Melbourne IT is now in the process of conducting an investigation into whether any of its other customers have been affected by the attack on AAPT.
Melbourne IT had been responsible for the server that was breached, and ultimately contained data belonging to AAPT.
Speaking to ZDNet, Melbourne IT CEO Theo Hnarakis said that while the organisation was in the process of conducting a forensic investigation to determine the full extent to the breach, at this point, it was hard to say if anyone else was potentially at risk.
However, he did shed some light into how the attackers, which he believes were members of Anonymous, broke into the company's system and how the IT company became aware of it.
"We had been doing an audit on our own servers and we discovered, earlier this week, that one of our servers had been compromised."
That server contained AAPT's data and was running a version of Adobe's ColdFusion, which had been running with a vulnerability present.
"Once we discovered that vulnerability, we were able to rectify it within the hour. We discovered, obviously during that vulnerability stage, that data had been uploaded from the server to the internet. We were not aware of what that data was."
The reason Melbourne IT wasn't able to verify what data had been exfiltrated was due to the need to keep customer data completely confidential — a policy most datacentre operators adhere to.
As Melbourne IT has no ownership of the data, and is also not permitted to view the information, it has not involved the Privacy Commissioner. According to Hnarakis, this would be AAPT's responsibility.

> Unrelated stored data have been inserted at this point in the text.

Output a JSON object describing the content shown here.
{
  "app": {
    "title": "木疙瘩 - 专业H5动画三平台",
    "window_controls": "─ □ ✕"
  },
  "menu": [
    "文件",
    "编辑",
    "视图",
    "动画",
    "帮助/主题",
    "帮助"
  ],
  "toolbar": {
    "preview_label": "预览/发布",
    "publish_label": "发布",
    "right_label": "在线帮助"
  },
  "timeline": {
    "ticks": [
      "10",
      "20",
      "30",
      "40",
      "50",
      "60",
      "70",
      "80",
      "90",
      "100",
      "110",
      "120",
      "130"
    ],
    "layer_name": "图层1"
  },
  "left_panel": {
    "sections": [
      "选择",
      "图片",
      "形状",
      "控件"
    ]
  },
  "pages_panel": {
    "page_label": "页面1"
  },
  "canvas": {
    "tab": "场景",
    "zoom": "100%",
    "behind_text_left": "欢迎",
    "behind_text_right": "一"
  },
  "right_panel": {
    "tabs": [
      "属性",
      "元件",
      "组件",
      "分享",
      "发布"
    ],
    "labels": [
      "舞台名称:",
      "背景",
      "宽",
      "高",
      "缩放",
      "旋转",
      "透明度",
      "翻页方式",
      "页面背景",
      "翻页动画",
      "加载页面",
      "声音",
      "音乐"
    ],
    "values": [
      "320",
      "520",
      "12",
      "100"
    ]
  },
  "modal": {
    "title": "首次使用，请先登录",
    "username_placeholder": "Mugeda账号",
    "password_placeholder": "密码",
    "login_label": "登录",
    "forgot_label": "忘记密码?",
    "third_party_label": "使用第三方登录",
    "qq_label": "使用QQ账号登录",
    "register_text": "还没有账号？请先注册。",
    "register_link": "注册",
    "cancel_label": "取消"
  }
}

"Whether it's current, whether it's historic, it's not our data."
Australian Privacy Commissioner Timothy Pilgrim told ZDNet that the Office of the Australian Information Commissioner had not been informed by AAPT of the incident and that it was now attempting to contact the telco to verify the situation.
ZDNet also contacted AAPT as to whether it would inform the Privacy Commissioner, but had not received a response at the time of writing.
The ColdFusion vulnerability described by Hnarakis matched initial reports by SC Magazine of how Anonymous penetrated its target, and the recent patching of Melbourne IT's systems also appears to match recent anecdotal claims by unverified members of Anonymous, who had stated that their target had removed their access.